According to a new market intelligence report by BIS Research, titled 'Blockchain Technology in Financial Services Market - Analysis and Forecast: 2017 to 2026' , the application of blockchain could lead to a per-year cost savings of $6-8 billion in KYC/AML, $30-40 billion in trade finance, and $50-60 billion in capital markets.
The blockchain is now being widely recognized as one of the most disruptive technology across a number of industries, including the financial sector. The rocketing interest in the technology is being driven mainly by the increasing need to acknowledge the inefficiencies in the existing technologies and processes in the industry and increasing mistrust of the consumers in the financial services market, post-2008 economic recession.

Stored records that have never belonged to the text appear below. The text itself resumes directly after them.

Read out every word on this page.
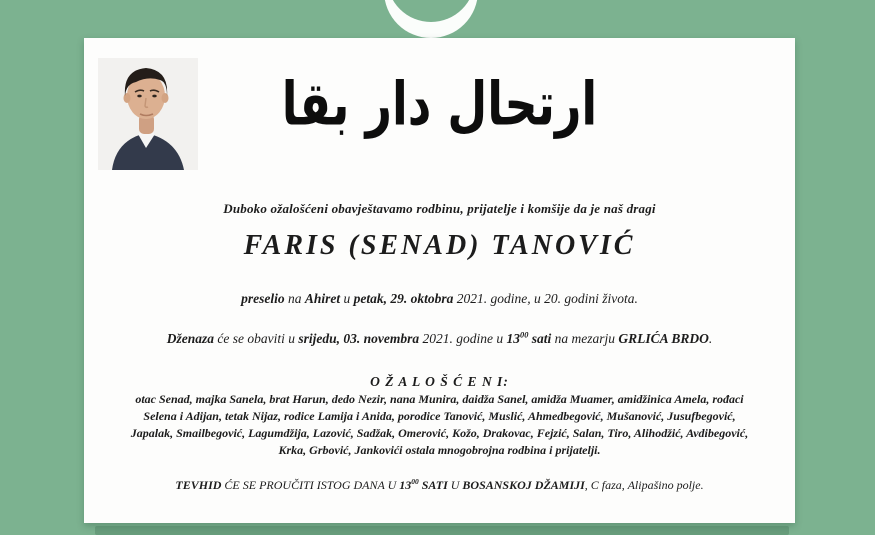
ارتحال دار بقا
Duboko ožalošćeni obavještavamo rodbinu, prijatelje i komšije da je naš dragi
FARIS (SENAD) TANOVIĆ
preselio na Ahiret u petak, 29. oktobra 2021. godine, u 20. godini života.
Dženaza će se obaviti u srijedu, 03. novembra 2021. godine u $13^{00}$ sati na mezarju GRLIĆA BRDO.
O Ž A L O Š Ć E N I:
otac Senad, majka Sanela, brat Harun, dedo Nezir, nana Munira, daidža Sanel, amidža Muamer, amidžinica Amela, rođaci
Selena i Adijan, tetak Nijaz, rodice Lamija i Anida, porodice Tanović, Muslić, Ahmedbegović, Mušanović, Jusufbegović,
Japalak, Smailbegović, Lagumdžija, Lazović, Sadžak, Omerović, Kožo, Drakovac, Fejzić, Salan, Tiro, Alihodžić, Avdibegović,
Krka, Grbović, Jankovići ostala mnogobrojna rodbina i prijatelji.
TEVHID ĆE SE PROUČITI ISTOG DANA U $13^{00}$ SATI U BOSANSKOJ DŽAMIJI, C faza, Alipašino polje.
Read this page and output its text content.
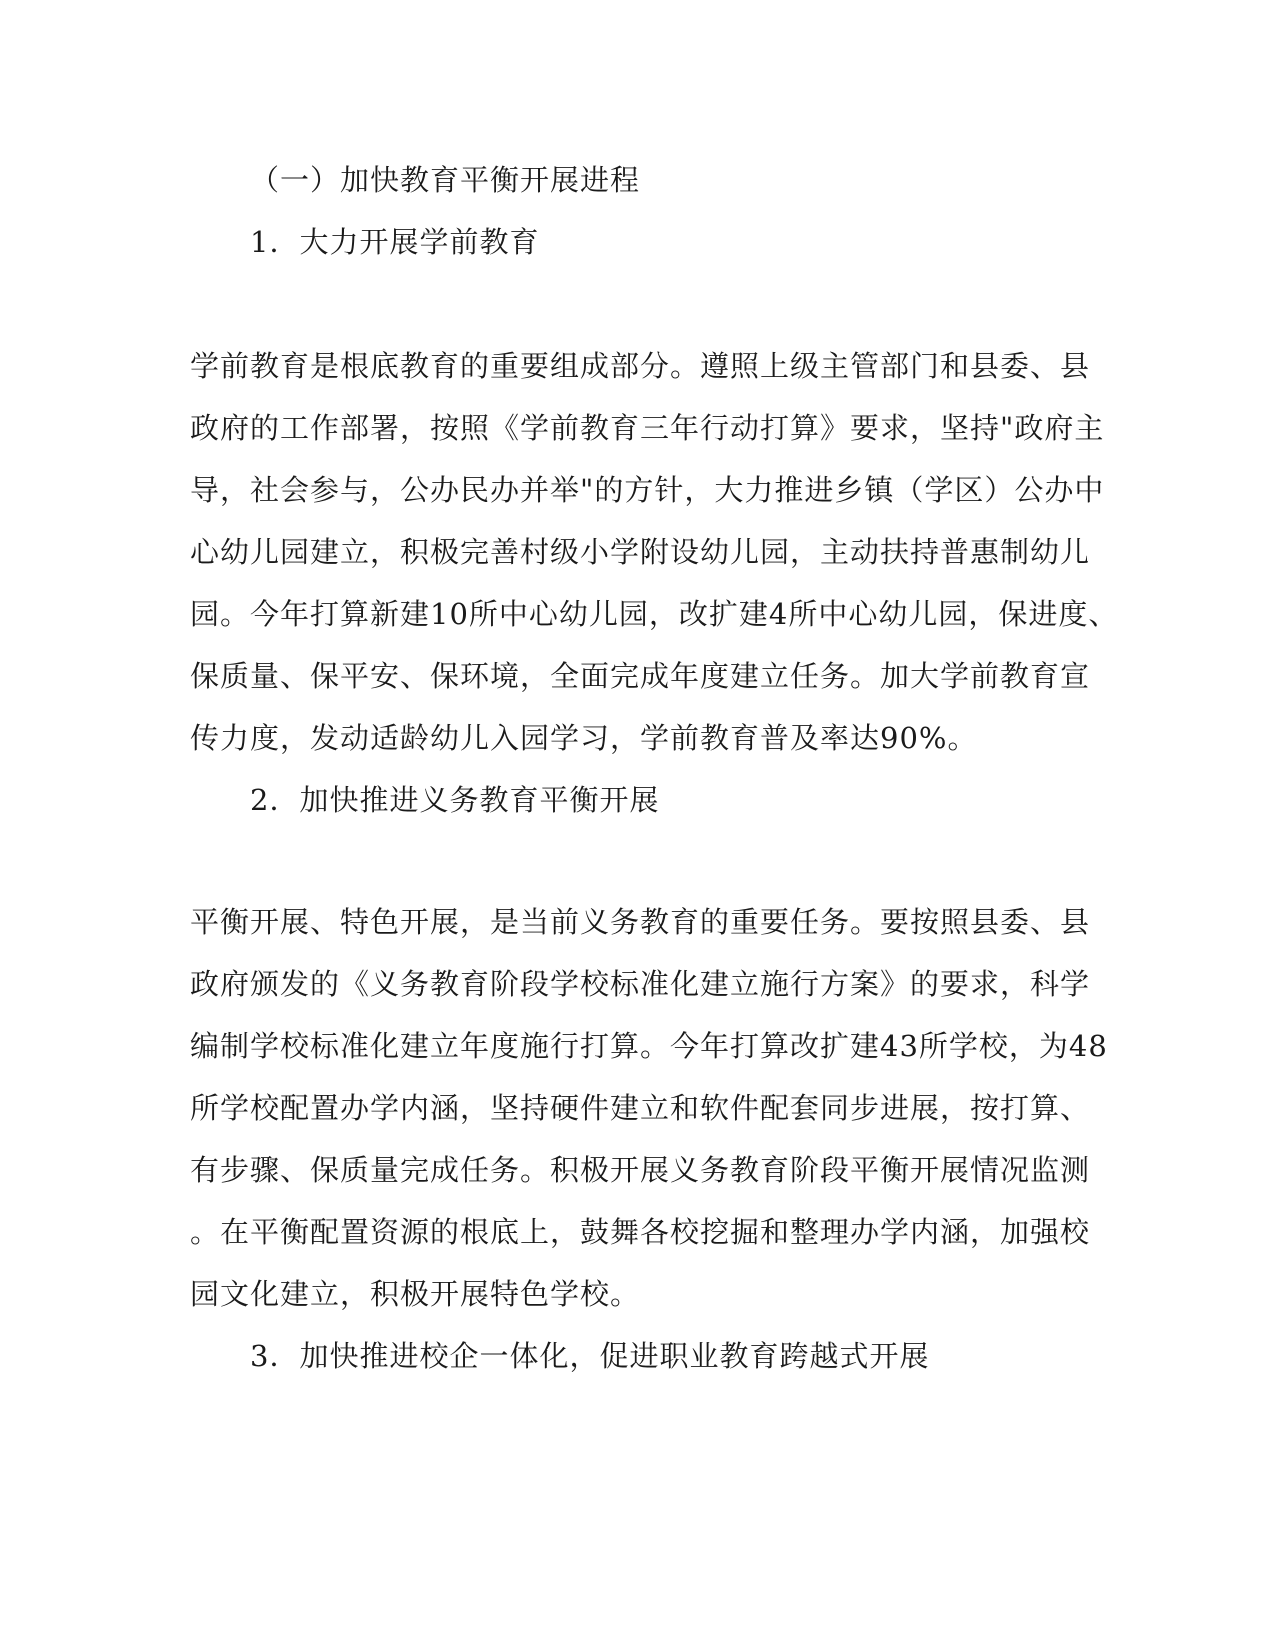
（一）加快教育平衡开展进程
1．大力开展学前教育
学前教育是根底教育的重要组成部分。遵照上级主管部门和县委、县
政府的工作部署，按照《学前教育三年行动打算》要求，坚持"政府主
导，社会参与，公办民办并举"的方针，大力推进乡镇（学区）公办中
心幼儿园建立，积极完善村级小学附设幼儿园，主动扶持普惠制幼儿
园。今年打算新建10所中心幼儿园，改扩建4所中心幼儿园，保进度、
保质量、保平安、保环境，全面完成年度建立任务。加大学前教育宣
传力度，发动适龄幼儿入园学习，学前教育普及率达90%。
2．加快推进义务教育平衡开展
平衡开展、特色开展，是当前义务教育的重要任务。要按照县委、县
政府颁发的《义务教育阶段学校标准化建立施行方案》的要求，科学
编制学校标准化建立年度施行打算。今年打算改扩建43所学校，为48
所学校配置办学内涵，坚持硬件建立和软件配套同步进展，按打算、
有步骤、保质量完成任务。积极开展义务教育阶段平衡开展情况监测
。在平衡配置资源的根底上，鼓舞各校挖掘和整理办学内涵，加强校
园文化建立，积极开展特色学校。
3．加快推进校企一体化，促进职业教育跨越式开展
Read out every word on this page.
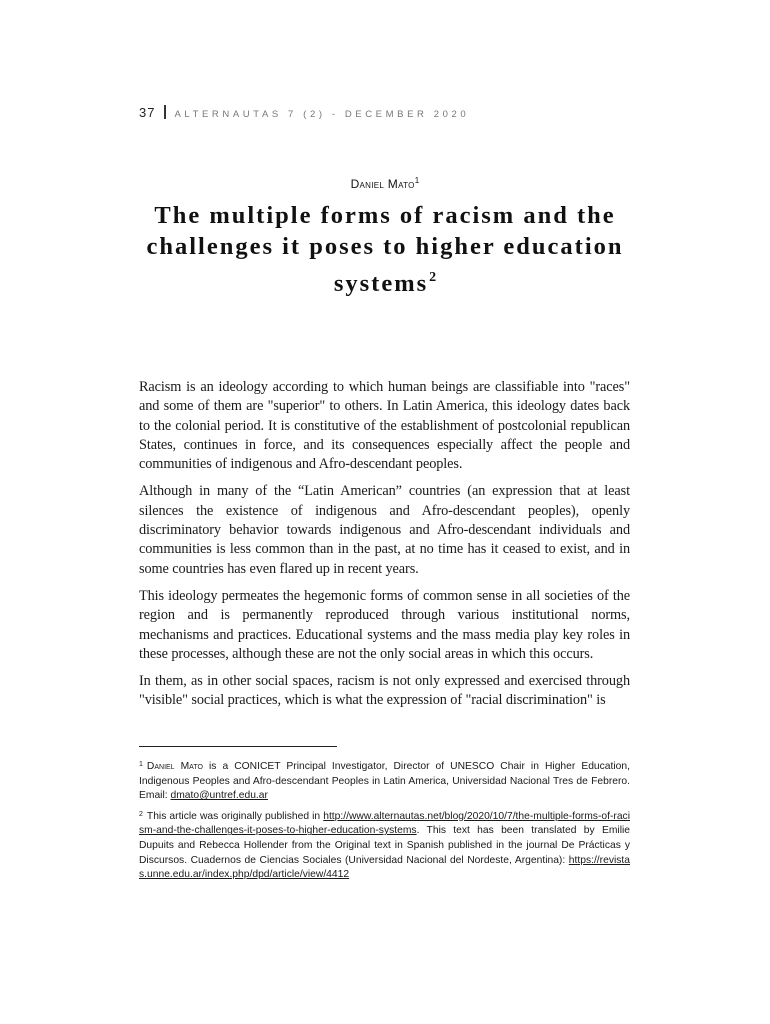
37 ALTERNAUTAS 7 (2) - DECEMBER 2020
Daniel Mato$^1$
The multiple forms of racism and the challenges it poses to higher education systems$^2$

Racism is an ideology according to which human beings are classifiable into "races" and some of them are "superior" to others. In Latin America, this ideology dates back to the colonial period. It is constitutive of the establishment of postcolonial republican States, continues in force, and its consequences especially affect the people and communities of indigenous and Afro-descendant peoples.

Although in many of the “Latin American” countries (an expression that at least silences the existence of indigenous and Afro-descendant peoples), openly discriminatory behavior towards indigenous and Afro-descendant individuals and communities is less common than in the past, at no time has it ceased to exist, and in some countries has even flared up in recent years.

This ideology permeates the hegemonic forms of common sense in all societies of the region and is permanently reproduced through various institutional norms, mechanisms and practices. Educational systems and the mass media play key roles in these processes, although these are not the only social areas in which this occurs.

In them, as in other social spaces, racism is not only expressed and exercised through "visible" social practices, which is what the expression of "racial discrimination" is

$^1$ Daniel Mato is a CONICET Principal Investigator, Director of UNESCO Chair in Higher Education, Indigenous Peoples and Afro-descendant Peoples in Latin America, Universidad Nacional Tres de Febrero. Email: dmato@untref.edu.ar

$^2$ This article was originally published in http://www.alternautas.net/blog/2020/10/7/the-multiple-forms-of-racism-and-the-challenges-it-poses-to-higher-education-systems. This text has been translated by Emilie Dupuits and Rebecca Hollender from the Original text in Spanish published in the journal De Prácticas y Discursos. Cuadernos de Ciencias Sociales (Universidad Nacional del Nordeste, Argentina): https://revistas.unne.edu.ar/index.php/dpd/article/view/4412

A blockchain is a distributed digital database that records and maintains a list of all transactions taking place in real time. Each blockchain record is time stamped and stored cryptographically, which is tamper-proof and immutable.
While the use cases of this technology are largely being explored across different industries such as healthcare, real estate, media and travel, and hospitality among others, the financial institutions have been the front runners in the development of blockchain technology and have already implemented a host of successful use cases, ranging from pre-IPO trading platform released by NASDAQ to cross-border payment platform created by Ripple.
By cutting the middlemen and increasing the efficiency, blockchain is anticipated to cut the transaction and infrastructure costs by over 50 percent for finance companies. Consequentially, leading financial institutions and banks, including Citibank, J.P. Morgan, Goldman Sachs and Barclays among others, have all taken the steps to deploy the technology.
Due to the large scale investments being poured into the blockchain technology by venture capitalists, financial institutions and private equity firms, hundreds of start-ups have emerged in this space, spanning across use cases such as cross-border payments, supply chain management, trade finance, asset management, capital market post-trade solutions, identity and authentication, insurance, and lending among others.